Step through this code in a debugger and read the comments to help you understand what is happening.

#include <vector>

using namespace std;

/*
 * Pointer deleter for a vector of pointers
 */
template <class T> 
void deleteVectorOfPointers( T * inVectorOfPointers )
{
    T::iterator i;
    for ( i = inVectorOfPointers->begin() ; i < inVectorOfPointers->end(); i++ )
    {
        delete * i;
    }
    delete inVectorOfPointers;
}

int main()
{
	// This is one pointer to a vector of pointers
	vector<int*> *intList1 = new vector<int*>();
	for (unsigned short i = 0; i < 10; i++)
	{
		intList1->push_back(new int(i));
	}
	
	// This is another pointer to a vector of the same pointers

	vector<int*> *intList2 = new vector<int*>();
	for (unsigned short i = 0; i < intList1->size(); i++)
	{
		intList2->push_back(intList1->at(i));
	}

	// This is a third pointer to a vector of the same pointers

	vector<int*> *intList3 = new vector<int*>();
	for (unsigned short i = 0; i < intList1->size(); i++)
	{
		intList3->push_back(intList1->at(i));
	}
	// Break here and look at the three vectors.
	// - Notice all 10 elements in each vector are the exact same
	// memory locations.
	// - Notice the memory locations hold values 0 thru 9

	// Delete the intList pointer
	delete intList1;

	// Break here and look at the three vectors.
	// One is deleted, but the other two are still there and all
	// the vectors' pointers are still there and did not delete.

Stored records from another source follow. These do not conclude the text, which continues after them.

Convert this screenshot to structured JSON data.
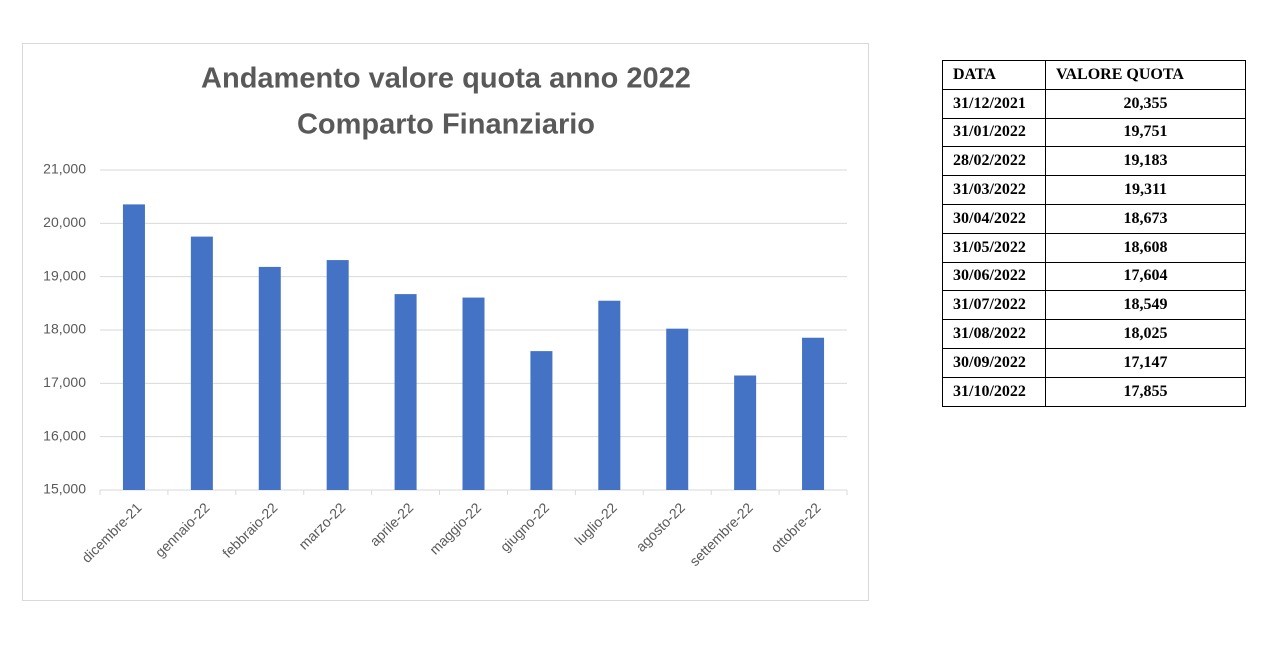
{
  "chart_data": {
    "type": "bar",
    "title": "Andamento valore quota anno 2022",
    "subtitle": "Comparto Finanziario",
    "categories": [
      "dicembre-21",
      "gennaio-22",
      "febbraio-22",
      "marzo-22",
      "aprile-22",
      "maggio-22",
      "giugno-22",
      "luglio-22",
      "agosto-22",
      "settembre-22",
      "ottobre-22"
    ],
    "values": [
      20.355,
      19.751,
      19.183,
      19.311,
      18.673,
      18.608,
      17.604,
      18.549,
      18.025,
      17.147,
      17.855
    ],
    "color": "#4472c4",
    "ylim": [
      15,
      21
    ],
    "yticks": [
      {
        "value": 15,
        "label": "15,000"
      },
      {
        "value": 16,
        "label": "16,000"
      },
      {
        "value": 17,
        "label": "17,000"
      },
      {
        "value": 18,
        "label": "18,000"
      },
      {
        "value": 19,
        "label": "19,000"
      },
      {
        "value": 20,
        "label": "20,000"
      },
      {
        "value": 21,
        "label": "21,000"
      }
    ],
    "grid": true
  },
  "table": {
    "header": [
      "DATA",
      "VALORE QUOTA"
    ],
    "rows": [
      [
        "31/12/2021",
        "20,355"
      ],
      [
        "31/01/2022",
        "19,751"
      ],
      [
        "28/02/2022",
        "19,183"
      ],
      [
        "31/03/2022",
        "19,311"
      ],
      [
        "30/04/2022",
        "18,673"
      ],
      [
        "31/05/2022",
        "18,608"
      ],
      [
        "30/06/2022",
        "17,604"
      ],
      [
        "31/07/2022",
        "18,549"
      ],
      [
        "31/08/2022",
        "18,025"
      ],
      [
        "30/09/2022",
        "17,147"
      ],
      [
        "31/10/2022",
        "17,855"
      ]
    ]
  }
}
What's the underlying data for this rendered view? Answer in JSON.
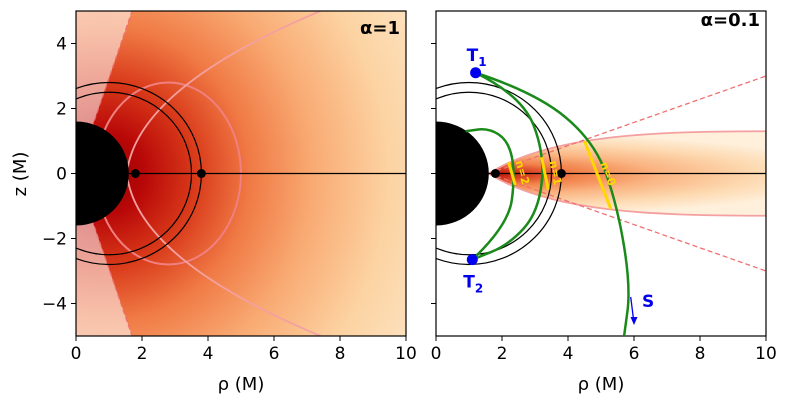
{
  "chart_data": [
    {
      "type": "heatmap",
      "panel_title": "α=1",
      "xlabel": "ρ (M)",
      "ylabel": "z (M)",
      "xlim": [
        0,
        10
      ],
      "ylim": [
        -5,
        5
      ],
      "xticks": [
        "0",
        "2",
        "4",
        "6",
        "8",
        "10"
      ],
      "yticks": [
        "−4",
        "−2",
        "0",
        "2",
        "4"
      ],
      "colormap": "OrRd",
      "black_hole_radius": 1.6,
      "isco_points": [
        {
          "x": 1.8,
          "y": 0
        },
        {
          "x": 3.8,
          "y": 0
        }
      ],
      "crescent_circles": [
        {
          "cx": 1.0,
          "r": 2.8
        },
        {
          "cx": 1.0,
          "r": 2.5
        }
      ],
      "contours": [
        {
          "color": "#f08080",
          "shape": "ellipse",
          "center": [
            2.8,
            0
          ],
          "semi_axes": [
            2.2,
            2.8
          ]
        },
        {
          "color": "#f4a0a0",
          "shape": "envelope",
          "vertex": [
            1.6,
            0
          ],
          "reach_x": 10,
          "half_height": 5.0
        }
      ],
      "cone_lines_dashed": [
        [
          [
            0,
            0
          ],
          [
            1.7,
            5.0
          ]
        ],
        [
          [
            0,
            0
          ],
          [
            1.7,
            -5.0
          ]
        ]
      ]
    },
    {
      "type": "heatmap",
      "panel_title": "α=0.1",
      "xlabel": "ρ (M)",
      "xlim": [
        0,
        10
      ],
      "ylim": [
        -5,
        5
      ],
      "xticks": [
        "0",
        "2",
        "4",
        "6",
        "8",
        "10"
      ],
      "colormap": "OrRd",
      "black_hole_radius": 1.6,
      "isco_points": [
        {
          "x": 1.8,
          "y": 0
        },
        {
          "x": 3.8,
          "y": 0
        }
      ],
      "crescent_circles": [
        {
          "cx": 1.0,
          "r": 2.8
        },
        {
          "cx": 1.0,
          "r": 2.5
        }
      ],
      "contours": [
        {
          "color": "#f4a0a0",
          "shape": "disk",
          "vertex": [
            1.6,
            0
          ],
          "half_height_at_edge": 1.3
        }
      ],
      "cone_lines_dashed": [
        [
          [
            1.6,
            0
          ],
          [
            10,
            3.0
          ]
        ],
        [
          [
            1.6,
            0
          ],
          [
            10,
            -3.0
          ]
        ]
      ],
      "points": [
        {
          "label": "T",
          "sub": "1",
          "x": 1.2,
          "y": 3.1,
          "color": "#0000ee"
        },
        {
          "label": "T",
          "sub": "2",
          "x": 1.1,
          "y": -2.65,
          "color": "#0000ee"
        }
      ],
      "rays": [
        {
          "color": "#1a8a1a",
          "points": [
            [
              1.2,
              3.1
            ],
            [
              3.0,
              2.5
            ],
            [
              4.8,
              1.0
            ],
            [
              5.5,
              -1.0
            ],
            [
              5.9,
              -3.5
            ],
            [
              5.7,
              -5.0
            ]
          ]
        },
        {
          "color": "#1a8a1a",
          "points": [
            [
              1.2,
              3.1
            ],
            [
              2.6,
              2.4
            ],
            [
              3.3,
              0.6
            ],
            [
              3.1,
              -1.2
            ],
            [
              2.2,
              -2.2
            ],
            [
              1.1,
              -2.65
            ]
          ]
        },
        {
          "color": "#1a8a1a",
          "points": [
            [
              1.1,
              -2.65
            ],
            [
              2.2,
              -1.6
            ],
            [
              2.4,
              0.0
            ],
            [
              2.2,
              1.0
            ],
            [
              1.6,
              1.4
            ],
            [
              0.9,
              1.3
            ]
          ]
        }
      ],
      "mode_lines": [
        {
          "label": "n=0",
          "from": [
            4.5,
            1.0
          ],
          "to": [
            5.3,
            -1.1
          ]
        },
        {
          "label": "n=1",
          "from": [
            3.2,
            0.5
          ],
          "to": [
            3.4,
            -0.5
          ]
        },
        {
          "label": "n=2",
          "from": [
            2.2,
            0.35
          ],
          "to": [
            2.4,
            -0.35
          ]
        }
      ],
      "source": {
        "label": "S",
        "arrow_from": [
          5.9,
          -3.8
        ],
        "arrow_to": [
          6.0,
          -4.6
        ],
        "color": "#0000ee"
      }
    }
  ]
}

	// Delete all the pointers in the vector.
	deleteVectorOfPointers(intList2);

	// Stop here and look at the three pointers.
	// Specifically look at the values of intList3.  They no longer
	// hold values 0 thr 9 because they were deleted since they
	// are the same pointer that intList2 had.

	// We don't need to delete the pointer in intList3 because
	// they were already deleted.
	delete intList3;
}

So in conclusion you can see that the problem with deleting the pointer to the vector is that deleting the pointer to the vector doesn’t delete the pointers added to the vector. You don’t want to leave 10 pointers hanging around in memory every time you use a piece of code.

You have to first delete the pointers added to the vector, and then delete the pointer to the vector.